10 Must-Have Features of a Next-Gen Firewall (NGFW)

I’ve been in this space long enough to know firewalls are just… firewalls. Just a little wall between your network and the big, bad internet. When Slammer came along back in the early 2000s, I remember well how traditional security models were failing us. Zoom ahead to today — where everything’s connected, threats evolve by the minute, and zero trust is a buzzword (and a must).

So let’s talk NGFWs — what’s important, what’s not, and what you actually need.

Quick Take

• Intrusion Prevention — A firewall should identify and stop threats in real-time.
• VPN & Remote Access — Secure access to the corporate network is a non-negotiable for hybrid work.
• Deep Packet Inspection (DPI) — Prevents attackers from lurking in legitimate traffic.
• Zero Trust Ready — Since perimeter security is dead.
• AI-Powered Security? — Take that claim with a grain of salt.
• Fortinet NGFWs — If you really want to get security, this is one to look at.

Okay, in other words, let us get into the nitty-gritty.

1. Intrusion Prevention (IPS)

Old school firewalls filtered ports and IPs. That was sufficient in those days, but today’s invaders aren’t cracking their way in — they’re slipping in through weaknesses, links in email, and compromised software updates.

An IPS-enabled Next-Gen Firewall may help to:

• Identify and block known attack patterns.
• Discover zero-day exploits (even without a patch yet).
• Use threat intelligence feeds to adjust in real-time.

But here’s the thing — intrusion prevention really isn’t something you can take or leave. If your firewall isn’t actively inspecting for exploits, it’s more or less just a lock on a door that attackers can pick.

(And trust me, having recently upgraded enough banking systems, passive security won’t cut it anymore.)

2. VPN & Remote Access

Remember the days when work took place only inside of an office? Neither do I. Remote work has grown explosively in the last decade, and if your firewall lacks strong VPN and remote access controls, you’re already exposed.

An NGFW should support:

• Secure Remote Connections — SSL VPN and IPsec VPN.
• Multi-factor authentication (MFA) to authenticate users before granting access.
• Zero-trust access policy — being on the VPN does not mean you should see everything we have.

Fun fact — one of the largest breaches I’ve ever examined at a financial institution? It was caused by a compromised VPN account with no MFA. An intruder gained access and wandered at will. Don’t make that mistake.

3. Deep Packet Inspection (DPI)

Today, a firewall that just inspects packets and says something like “Yep, looks like regular old HTTP traffic, allow it” is useless. DPI is crucial because attackers embed malware into legitimate traffic.

Your NGFW can now do the following with Deep Packet Inspection:

• Inspect the entire payload content and not just headers.
• Detect malware, C2 traffic, and data exfiltration.
• Identify risky apps (yes, including encrypted ones like WhatsApp Web).

It’s like checking the ingredients before cooking — not just believing the fancy label.

I recently encountered this when assisting a mid-sized bank in its transition to zero-trust, and they were literally speechless after DPI discovered rogue unauthorized file-sharing taking place within their network. In reality, a well-meaning employee had spun up some convenient cloud storage for backup (translation: easy data leak).

Moral of the story? DPI isn’t optional.

4. PJ Networks’ Fortinet NGFWs

Okay, I’ve dealt with a whole bunch of firewalls over the years — from the original Cisco PIX (if you remember those, you’re as old as me) to new cloud-based solutions.

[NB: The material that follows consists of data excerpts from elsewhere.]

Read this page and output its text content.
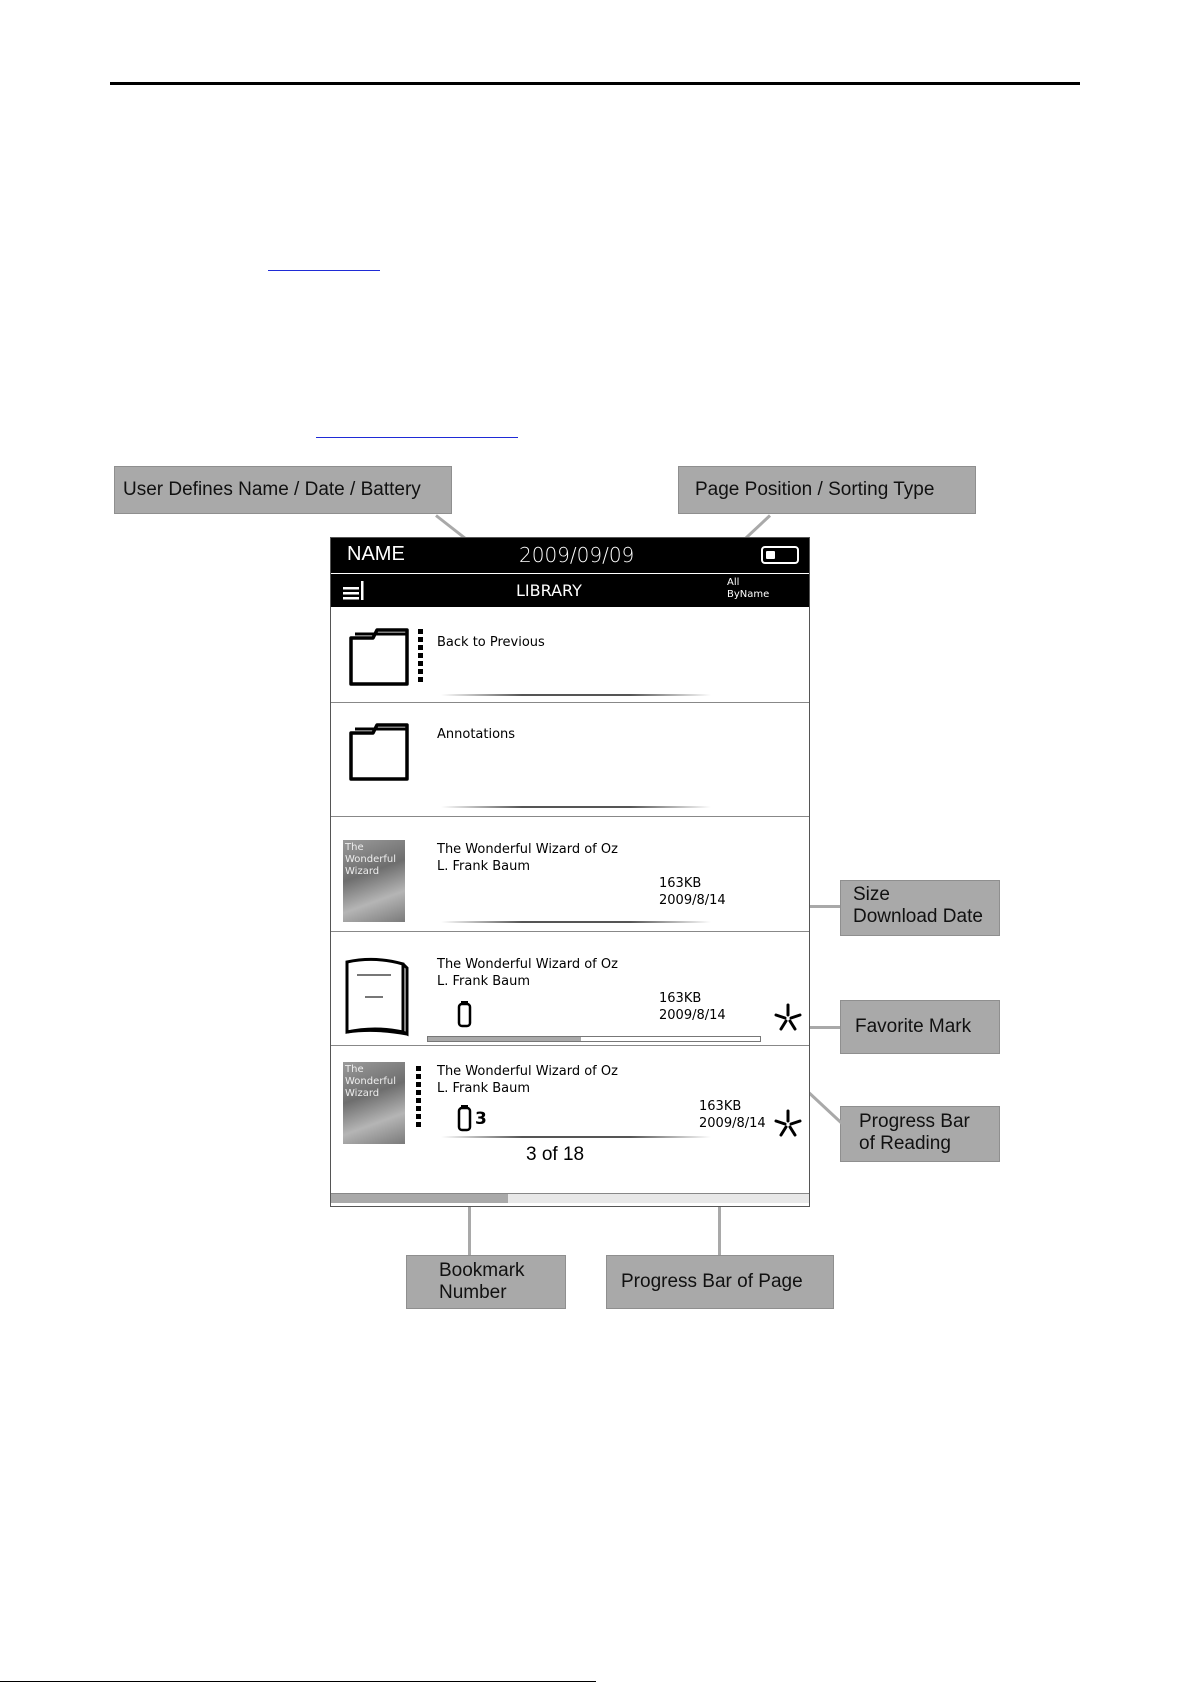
User Defines Name / Date / Battery	Page Position / Sorting Type
Size
Download Date
Favorite Mark
Progress Bar
of Reading
Bookmark
Number
Progress Bar of Page
NAME	2009/09/09
LIBRARY	All
ByName
Back to Previous
Annotations
The Wonderful Wizard
The Wonderful Wizard of Oz
L. Frank Baum
163KB
2009/8/14
The Wonderful Wizard of Oz
L. Frank Baum
163KB
2009/8/14
The Wonderful Wizard
The Wonderful Wizard of Oz
L. Frank Baum
3
163KB
2009/8/14
3 of 18
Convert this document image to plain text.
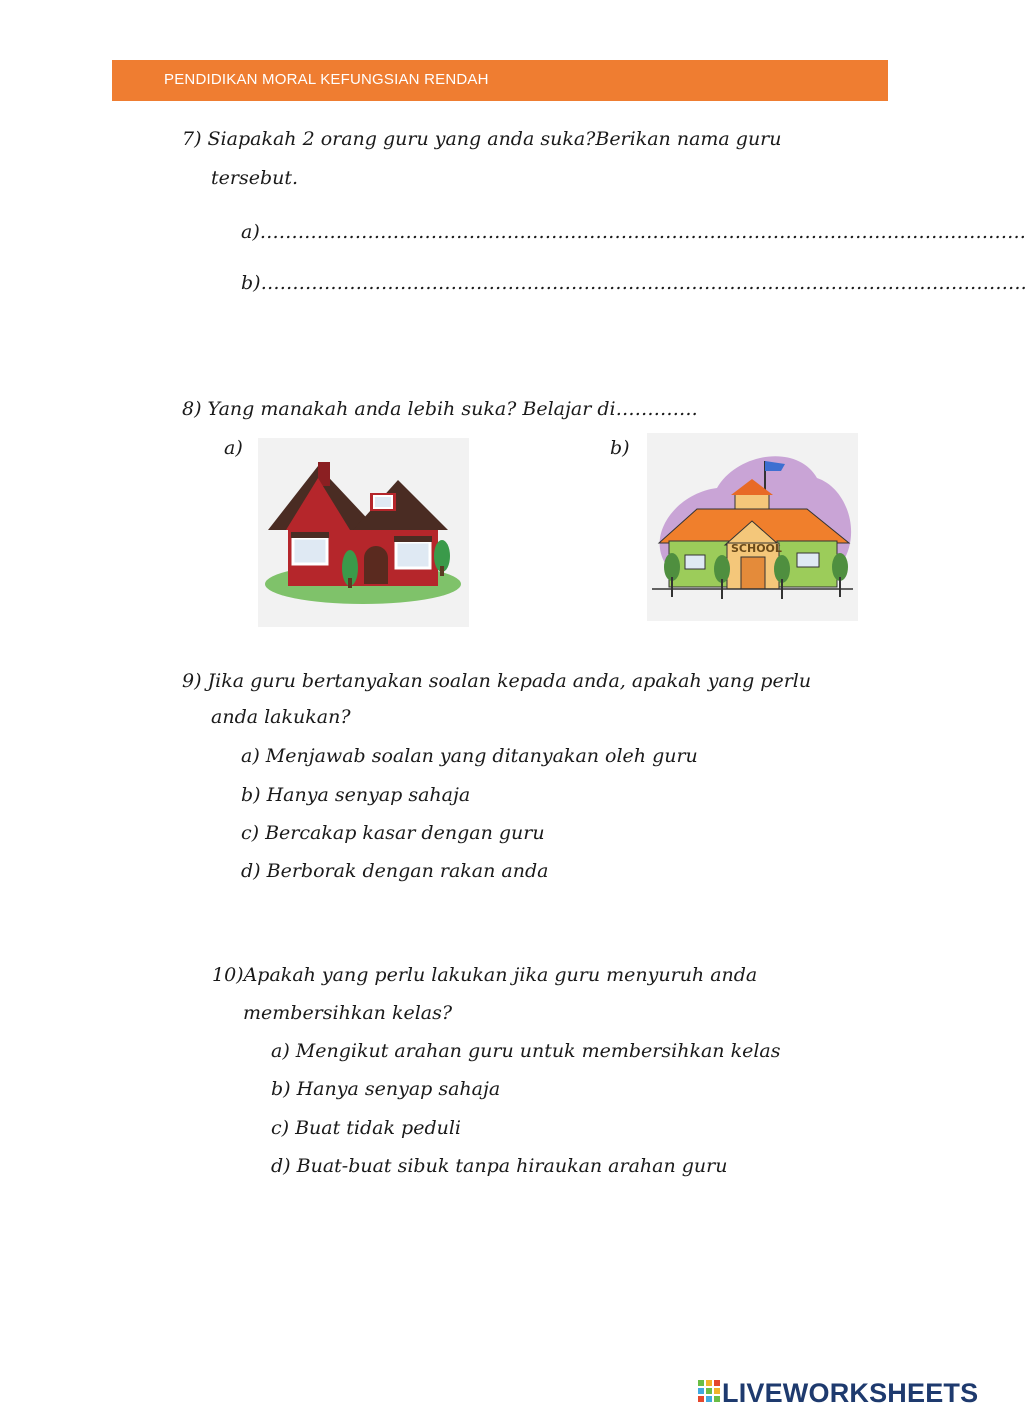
PENDIDIKAN MORAL KEFUNGSIAN RENDAH
7) Siapakah 2 orang guru yang anda suka?Berikan nama guru
tersebut.
a)………………………………………………………………………………………………………….
b)………………………………………………………………………………………………………….
8) Yang manakah anda lebih suka? Belajar di………….
a)	b)
SCHOOL
9) Jika guru bertanyakan soalan kepada anda, apakah yang perlu
anda lakukan?
a) Menjawab soalan yang ditanyakan oleh guru
b) Hanya senyap sahaja
c) Bercakap kasar dengan guru
d) Berborak dengan rakan anda
10)Apakah yang perlu lakukan jika guru menyuruh anda
membersihkan kelas?
a) Mengikut arahan guru untuk membersihkan kelas
b) Hanya senyap sahaja
c) Buat tidak peduli
d) Buat-buat sibuk tanpa hiraukan arahan guru
LIVEWORKSHEETS
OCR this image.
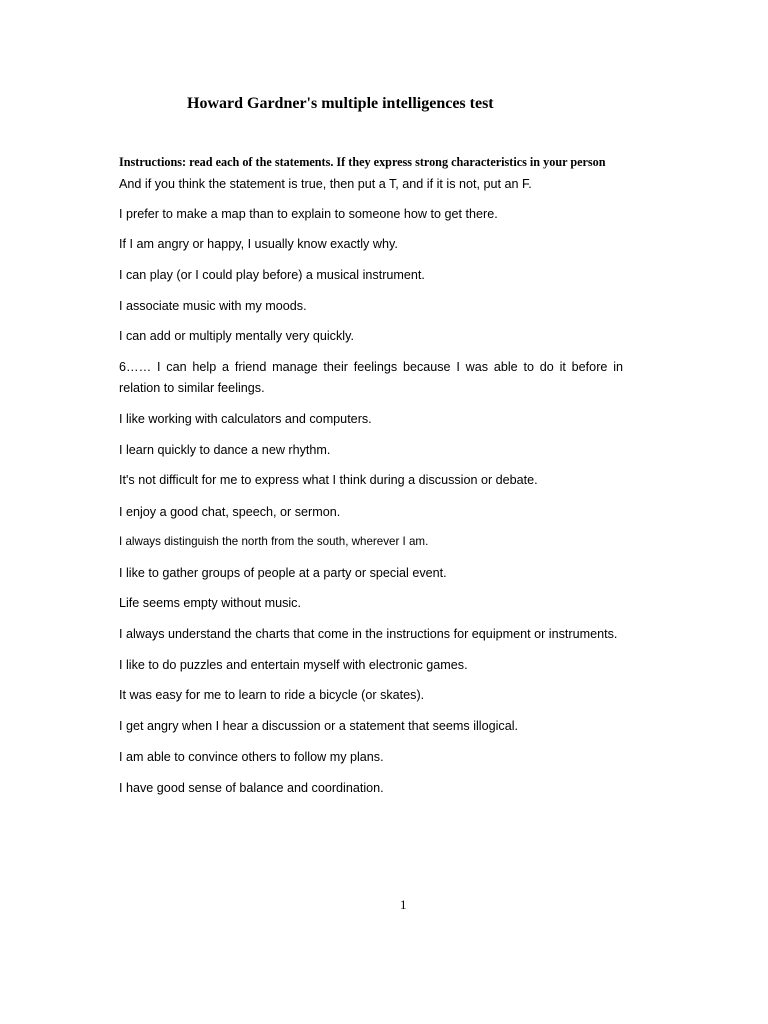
Howard Gardner's multiple intelligences test
Instructions: read each of the statements. If they express strong characteristics in your person
And if you think the statement is true, then put a T, and if it is not, put an F.
I prefer to make a map than to explain to someone how to get there.
If I am angry or happy, I usually know exactly why.
I can play (or I could play before) a musical instrument.
I associate music with my moods.
I can add or multiply mentally very quickly.
6…… I can help a friend manage their feelings because I was able to do it before in relation to similar feelings.
I like working with calculators and computers.
I learn quickly to dance a new rhythm.
It's not difficult for me to express what I think during a discussion or debate.
I enjoy a good chat, speech, or sermon.
I always distinguish the north from the south, wherever I am.
I like to gather groups of people at a party or special event.
Life seems empty without music.
I always understand the charts that come in the instructions for equipment or instruments.
I like to do puzzles and entertain myself with electronic games.
It was easy for me to learn to ride a bicycle (or skates).
I get angry when I hear a discussion or a statement that seems illogical.
I am able to convince others to follow my plans.
I have good sense of balance and coordination.
1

Right now, Fortinet NGFWs shine, especially for companies needing AI-driven threat detection (yup, not a big AI fan, but Fortinet makes a strong case — unlike a lot of AI hype vendors).

Here’s why I trust them:

• Native IPS & Threat Intelligence — Prevents zero-days before they are executed by attackers.
• AI-driven malware detection — Because signature-based protection simply isn’t enough.
• Hardware-accelerated performance — After all, a slow firewall is a security problem, too.
• Better DPI & SSL inspection (Yep, it examines protected traffic too).

And most importantly? It works.

So when I updated those three banks to a zero-trust architecture, Fortinet was what I turned to. The difference was their ability to tightly segment traffic without unnecessarily slowing legitimate activity.

5. Conclusion

Here’s the bottom line:

• No longer just blocking inbound connections.
• You just have to outsmart attackers — they are smarter, and you need to outthink them.
• Fortinet combines IPS, DPI, and zero-trust in their NGFWs.
• If your firewall doesn’t identify exploits, block encrypted malware, or provide secure remote access… it’s a liability, not a defense.

Security is not just one thing; it’s layers, it’s regular, and never assumes your network is safe. (Because, believe me, it is not.)

Now, if you’ll please excuse me, I’m still buzzing from DefCon and have a bunch of hardware hacking experiments to finish! (Also, probably time for a fourth cup of coffee.)